|Here are 8 great tips on how to lower your cooling bill this summer. I would like to thank Wilson Bryant Air Conditioning in Macon, GA for provided this great article for MDS Musings. What are some things you do to prepare for summer around your home? I am sure others would love to hear, so comment below~
Eight Tips for Lowering Cooling Bills
1. Plant Trees and Shrubs Around the House
Heat enters the home through windows and the roof. Shading the exterior of the home with plants and shrubs limits the direct sunlight that shines through the windows and beats down on the roof. By planting shrubs and trees that shade the outdoor component of your air conditioner, you can improve the energy efficiency of your AC unit by as much as 10 percent, according to the U.S DOE. Make sure that you don’t plant the greenery too close to the unit, though. Keep at least 2 to 3 feet between the plants and the unit to allow for proper air flow.
2. Install Window Films or Solar Screens
Window films are sheets made from metallic material that reflect the sun’s heat before it is transferred into the home. Solar screens are dark, mesh window screens that filter up to 70 percent of the sun’s heat. The U.S. DOE recommends installing solar screens on windows facing east and west.

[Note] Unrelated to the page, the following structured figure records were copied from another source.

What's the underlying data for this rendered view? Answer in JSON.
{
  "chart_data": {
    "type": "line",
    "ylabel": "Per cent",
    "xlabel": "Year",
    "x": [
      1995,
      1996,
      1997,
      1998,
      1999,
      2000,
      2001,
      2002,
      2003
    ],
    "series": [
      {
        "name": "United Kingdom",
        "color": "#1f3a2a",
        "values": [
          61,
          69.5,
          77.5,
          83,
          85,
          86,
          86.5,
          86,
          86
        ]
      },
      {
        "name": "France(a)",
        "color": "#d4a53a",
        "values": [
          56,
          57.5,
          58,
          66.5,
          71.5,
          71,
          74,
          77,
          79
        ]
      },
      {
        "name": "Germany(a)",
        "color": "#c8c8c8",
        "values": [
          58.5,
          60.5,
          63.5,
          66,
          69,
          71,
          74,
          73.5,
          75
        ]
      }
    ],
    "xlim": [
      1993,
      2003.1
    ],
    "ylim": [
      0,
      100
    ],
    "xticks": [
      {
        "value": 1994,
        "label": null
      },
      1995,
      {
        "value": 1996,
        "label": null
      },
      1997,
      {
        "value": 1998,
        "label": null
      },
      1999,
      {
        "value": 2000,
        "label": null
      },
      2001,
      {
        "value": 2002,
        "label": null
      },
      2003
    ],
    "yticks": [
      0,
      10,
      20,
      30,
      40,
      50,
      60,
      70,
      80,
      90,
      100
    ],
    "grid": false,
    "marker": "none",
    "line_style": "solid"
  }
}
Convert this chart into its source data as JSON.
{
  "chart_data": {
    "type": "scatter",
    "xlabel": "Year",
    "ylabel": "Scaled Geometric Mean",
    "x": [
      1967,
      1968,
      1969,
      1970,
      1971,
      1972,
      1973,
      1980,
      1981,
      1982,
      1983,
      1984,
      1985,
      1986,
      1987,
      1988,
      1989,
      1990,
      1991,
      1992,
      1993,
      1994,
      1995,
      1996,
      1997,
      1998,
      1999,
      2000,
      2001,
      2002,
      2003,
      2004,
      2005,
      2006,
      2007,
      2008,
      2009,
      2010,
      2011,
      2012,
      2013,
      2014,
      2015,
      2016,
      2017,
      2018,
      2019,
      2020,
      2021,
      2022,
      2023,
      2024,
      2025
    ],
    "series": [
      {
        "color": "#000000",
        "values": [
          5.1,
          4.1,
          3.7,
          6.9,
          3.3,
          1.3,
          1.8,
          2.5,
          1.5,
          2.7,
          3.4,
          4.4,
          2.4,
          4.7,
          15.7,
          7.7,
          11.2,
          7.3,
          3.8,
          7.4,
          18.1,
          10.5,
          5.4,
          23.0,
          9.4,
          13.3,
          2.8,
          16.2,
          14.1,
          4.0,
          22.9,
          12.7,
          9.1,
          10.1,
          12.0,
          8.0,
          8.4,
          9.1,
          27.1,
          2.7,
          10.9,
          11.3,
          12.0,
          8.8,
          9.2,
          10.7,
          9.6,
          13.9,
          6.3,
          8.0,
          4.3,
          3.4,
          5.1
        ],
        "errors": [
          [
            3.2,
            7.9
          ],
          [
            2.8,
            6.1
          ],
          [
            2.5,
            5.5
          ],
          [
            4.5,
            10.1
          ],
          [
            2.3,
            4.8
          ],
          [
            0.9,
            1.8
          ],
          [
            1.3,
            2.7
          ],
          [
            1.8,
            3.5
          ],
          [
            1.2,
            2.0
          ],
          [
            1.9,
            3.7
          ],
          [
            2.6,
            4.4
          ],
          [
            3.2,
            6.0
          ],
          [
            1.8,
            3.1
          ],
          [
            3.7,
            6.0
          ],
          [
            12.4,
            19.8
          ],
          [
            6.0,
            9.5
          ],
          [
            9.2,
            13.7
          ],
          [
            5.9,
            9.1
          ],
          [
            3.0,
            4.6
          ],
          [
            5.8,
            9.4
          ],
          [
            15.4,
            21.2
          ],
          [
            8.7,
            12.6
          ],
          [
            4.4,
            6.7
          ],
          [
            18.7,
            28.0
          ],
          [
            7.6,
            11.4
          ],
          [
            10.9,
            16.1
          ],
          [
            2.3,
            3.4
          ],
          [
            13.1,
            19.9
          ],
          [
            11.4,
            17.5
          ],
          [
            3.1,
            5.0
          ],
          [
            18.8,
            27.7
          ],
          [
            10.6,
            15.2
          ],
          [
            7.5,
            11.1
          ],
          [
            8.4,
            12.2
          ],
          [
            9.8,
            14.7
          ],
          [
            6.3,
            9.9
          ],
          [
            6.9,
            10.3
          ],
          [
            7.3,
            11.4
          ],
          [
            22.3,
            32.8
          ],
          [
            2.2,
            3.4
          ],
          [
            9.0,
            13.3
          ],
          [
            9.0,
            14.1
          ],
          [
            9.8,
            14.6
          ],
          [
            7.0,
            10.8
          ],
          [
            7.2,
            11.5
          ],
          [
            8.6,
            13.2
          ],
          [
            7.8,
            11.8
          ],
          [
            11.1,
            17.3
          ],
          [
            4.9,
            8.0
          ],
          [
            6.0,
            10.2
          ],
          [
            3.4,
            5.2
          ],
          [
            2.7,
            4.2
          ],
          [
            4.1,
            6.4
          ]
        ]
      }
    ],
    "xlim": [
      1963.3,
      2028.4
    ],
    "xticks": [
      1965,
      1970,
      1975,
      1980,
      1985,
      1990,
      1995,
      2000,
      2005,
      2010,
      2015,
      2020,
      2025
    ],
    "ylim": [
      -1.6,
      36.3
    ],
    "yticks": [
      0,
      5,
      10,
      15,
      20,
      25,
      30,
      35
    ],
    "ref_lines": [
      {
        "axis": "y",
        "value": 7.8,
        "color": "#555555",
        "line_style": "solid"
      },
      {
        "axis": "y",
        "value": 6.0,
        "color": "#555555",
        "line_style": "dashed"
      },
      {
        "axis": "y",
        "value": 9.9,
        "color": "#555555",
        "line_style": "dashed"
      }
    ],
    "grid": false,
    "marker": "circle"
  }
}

3. Program Your Thermostat
Program your thermostat to raise the household temperature a few degrees at night and when no one is home. If you do not yet have a programmable digital thermostat installed, purchase the device from your local home improvement store for under $100. Your HVAC company will install the thermostat for you and demonstrate how to program the device. You can also install the device yourself, if you are handy with tools. You can save up to 15 percent on your summer energy costs by analyzing your family’s daily routine and programming the thermostat accordingly. During the day, when the family is home, keep the temperature set at 78 degrees.
4. Use Fans
Fans circulate the conditioned air and evaporate sweat to cool the body. On days when the AC is not running, place fans upstairs and open the downstairs windows to create a cooling breeze throughout the home. For single-story homes, place the fan far away from the open window to draw the outdoor air into the house. Even when the AC unit is running, fans keep the cooled air circulating. Ceiling fans help to disperse the conditioned air and can save as much as 40 percent in air conditioning costs in the summer. Run ceiling fans in the counter-clockwise direction in the summer for maximum savings. Change the direction of the fans to clockwise to conserve on heating costs in the winter.
5. Avoid Using the Oven or Range During the Day
Baking in the oven and even heating meals on the range contributes heat and causes your AC unit to work harder. The harder your AC unit works, the more energy is used for cooling your home. Avoid cooking on the range or heating up the oven during the warmest hours of the day. Use the microwave, or limit cooking and baking to the early morning and evening hours. If you must use the range or oven during the warm hours, turn on the exhaust fan to route the warm air out of the house.
6. Maintain Your Air Conditioner
Your central air conditioner requires routine maintenance to operate at peak performance. Poorly maintained AC units become less and less energy-efficient over time. Your HVAC technician cleans and tunes the unit during a preventative maintenance service call. Cleaning and tuning your AC unit keeps the unit using energy as efficiently as possible. In addition to maintaining your air conditioner once per year, be sure to keep your filters clean. Replace filters every month during times of high demand on your HVAC equipment.
7. Switch the Fan to Low Speed on Humid Days
Run the air conditioner fan on high unless the humidity levels are high. Switch the fan to low-speed to slow the movement of the air through the equipment. The lower setting will more effectively remove moisture from the air, keeping your home cooler and more comfortable.
8. Consider Upgrading Your Air Conditioning Equipment
If your AC unit is 10 years old or older, you will save money on energy costs by upgrading your equipment. Even an upgrade to a standard efficiency unit will save energy and money. Units that are more than 10 years old are much less energy-efficient than equipment manufactured today. The SEER rating is an indicator of how efficiently the unit uses energy to produce cool air. Federal SEER rating requirements were raised to SEER 13 in 2006. Upgrading a unit with a SEER of 9 to one with the minimum allowable SEER rating will cut your energy costs by as much as 25 percent. Installing an energy-efficient unit with a SEER of 16 or above, can cut energy costs in half.